Punishing the dog in the crate

This is one of the worse things you can do when crate training. In fact, just some common sense will allow you to understand that there is no way a dog feels safe in a place where he is punished.

The crate is not a time out space for your dog. I will extend on this and say that there is no need to punish your dog at all. If you don’t catch your dog in the act and you punish him afterword; you are just confusing him.

Even reprimanding your dog in the crate is a bad idea, even if there is potting incidents or anything your dog does.

Always reward what you like and pass on the behavior you don’t like. Your dog is intelligent enough to realize what’s wrong.

Rushing the crate training

If you rush your dog into the crate and close the door he will probably hate it. And you will have a harder job making him trust the crate and enjoy his time in it.

Some dogs may show quick progress, don’t ruin it by overdoing it. No dog will be crate trained in a weekend and believe me I have tried it you can read about it here.

Using the wrong crate

This is crate training 101, the crate is the first thing you need to make sure it’s done right. If your dog is not comfortable in his crate you will have a hard time making him like it.

Make sure you pick not only the right size but the appropriate type of crate for your dog.

Letting the dog out when whining

This is the most common mistake among new dog owners, as they let the puppy out as soon as he starts whining.

If you let him out he will know that the way to get out is by whining and will keep doing it.

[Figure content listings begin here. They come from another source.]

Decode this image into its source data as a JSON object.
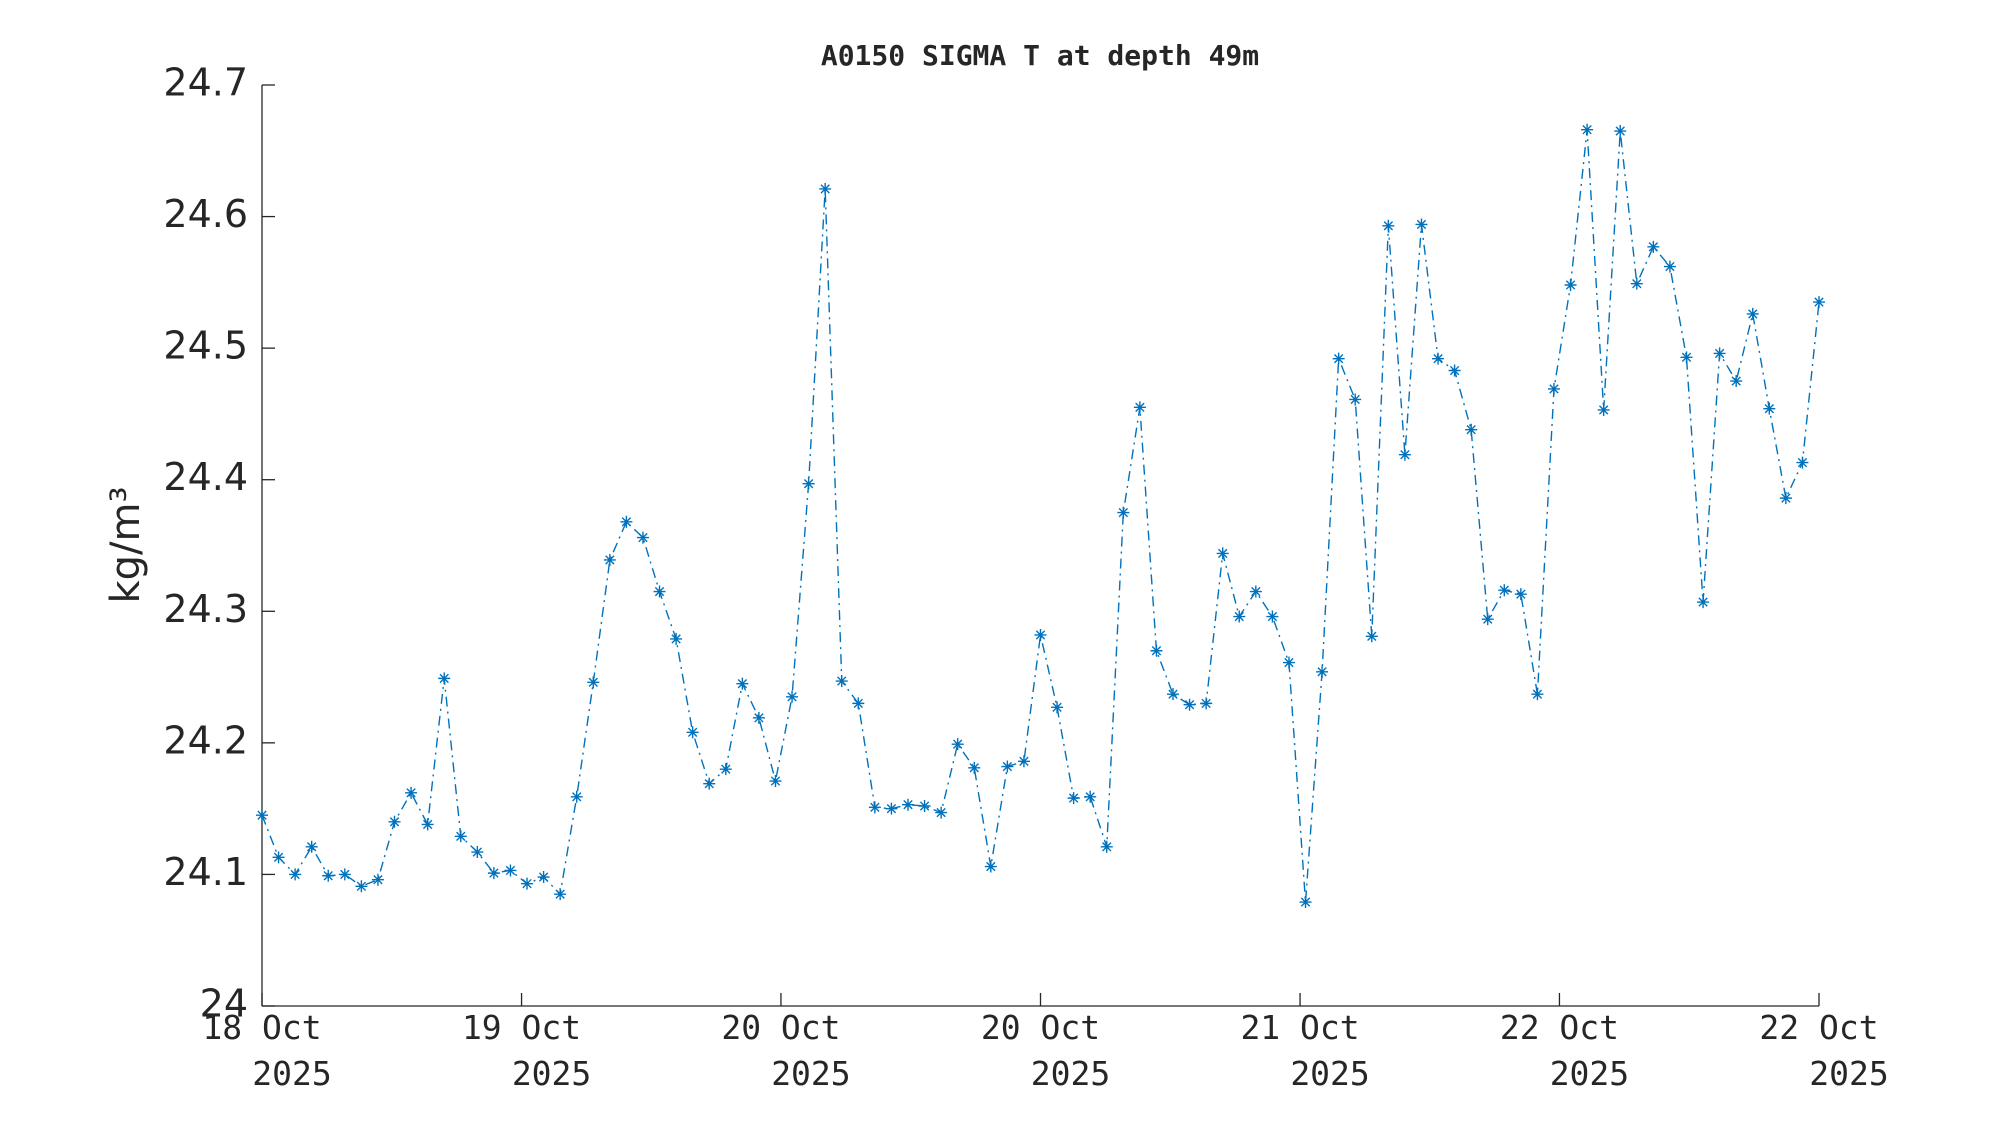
{
  "chart_data": {
    "type": "line",
    "title": "A0150 SIGMA T at depth 49m",
    "y_label": "kg/m³",
    "x": [
      0,
      1,
      2,
      3,
      4,
      5,
      6,
      7,
      8,
      9,
      10,
      11,
      12,
      13,
      14,
      15,
      16,
      17,
      18,
      19,
      20,
      21,
      22,
      23,
      24,
      25,
      26,
      27,
      28,
      29,
      30,
      31,
      32,
      33,
      34,
      35,
      36,
      37,
      38,
      39,
      40,
      41,
      42,
      43,
      44,
      45,
      46,
      47,
      48,
      49,
      50,
      51,
      52,
      53,
      54,
      55,
      56,
      57,
      58,
      59,
      60,
      61,
      62,
      63,
      64,
      65,
      66,
      67,
      68,
      69,
      70,
      71,
      72,
      73,
      74,
      75,
      76,
      77,
      78,
      79,
      80,
      81,
      82,
      83,
      84,
      85,
      86,
      87,
      88,
      89,
      90,
      91,
      92,
      93,
      94
    ],
    "series": [
      {
        "color": "#0072bd",
        "line_style": "dash-dot",
        "marker": "asterisk",
        "values": [
          24.145,
          24.113,
          24.1,
          24.121,
          24.099,
          24.1,
          24.091,
          24.096,
          24.14,
          24.162,
          24.138,
          24.249,
          24.129,
          24.117,
          24.101,
          24.103,
          24.093,
          24.098,
          24.085,
          24.159,
          24.246,
          24.339,
          24.368,
          24.356,
          24.315,
          24.279,
          24.208,
          24.169,
          24.18,
          24.245,
          24.219,
          24.171,
          24.235,
          24.397,
          24.621,
          24.247,
          24.23,
          24.151,
          24.15,
          24.153,
          24.152,
          24.147,
          24.199,
          24.181,
          24.106,
          24.182,
          24.186,
          24.282,
          24.227,
          24.158,
          24.159,
          24.121,
          24.375,
          24.455,
          24.27,
          24.237,
          24.229,
          24.23,
          24.344,
          24.296,
          24.315,
          24.296,
          24.261,
          24.079,
          24.254,
          24.492,
          24.461,
          24.281,
          24.593,
          24.419,
          24.594,
          24.492,
          24.483,
          24.438,
          24.294,
          24.316,
          24.313,
          24.237,
          24.469,
          24.548,
          24.666,
          24.453,
          24.665,
          24.549,
          24.577,
          24.562,
          24.493,
          24.307,
          24.496,
          24.475,
          24.526,
          24.454,
          24.386,
          24.413,
          24.535
        ]
      }
    ],
    "xlim": [
      0,
      94
    ],
    "xticks": [
      {
        "value": 0,
        "label": "18 Oct 2025"
      },
      {
        "value": 15.67,
        "label": "19 Oct 2025"
      },
      {
        "value": 31.33,
        "label": "20 Oct 2025"
      },
      {
        "value": 47,
        "label": "20 Oct 2025"
      },
      {
        "value": 62.67,
        "label": "21 Oct 2025"
      },
      {
        "value": 78.33,
        "label": "22 Oct 2025"
      },
      {
        "value": 94,
        "label": "22 Oct 2025"
      }
    ],
    "ylim": [
      24,
      24.7
    ],
    "yticks": [
      24,
      {
        "value": 24.1,
        "label": "24.1"
      },
      {
        "value": 24.2,
        "label": "24.2"
      },
      {
        "value": 24.3,
        "label": "24.3"
      },
      {
        "value": 24.4,
        "label": "24.4"
      },
      {
        "value": 24.5,
        "label": "24.5"
      },
      {
        "value": 24.6,
        "label": "24.6"
      },
      {
        "value": 24.7,
        "label": "24.7"
      }
    ],
    "grid": false
  }
}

You always want to break his cycle of whining before letting him out.

Sometimes ignoring him is the solution, of course not for long but if you have to let him out make sure he stops before you do.

Final thoughts

Making your dog feel great about his crate and association only good experiences with it are the crate training basics you need to know.

Everything else could be learned as you are going through the crate training if you avoid the mistakes we stated.

Know that every dog owner can crate train his dog using these tips without the need for a professional.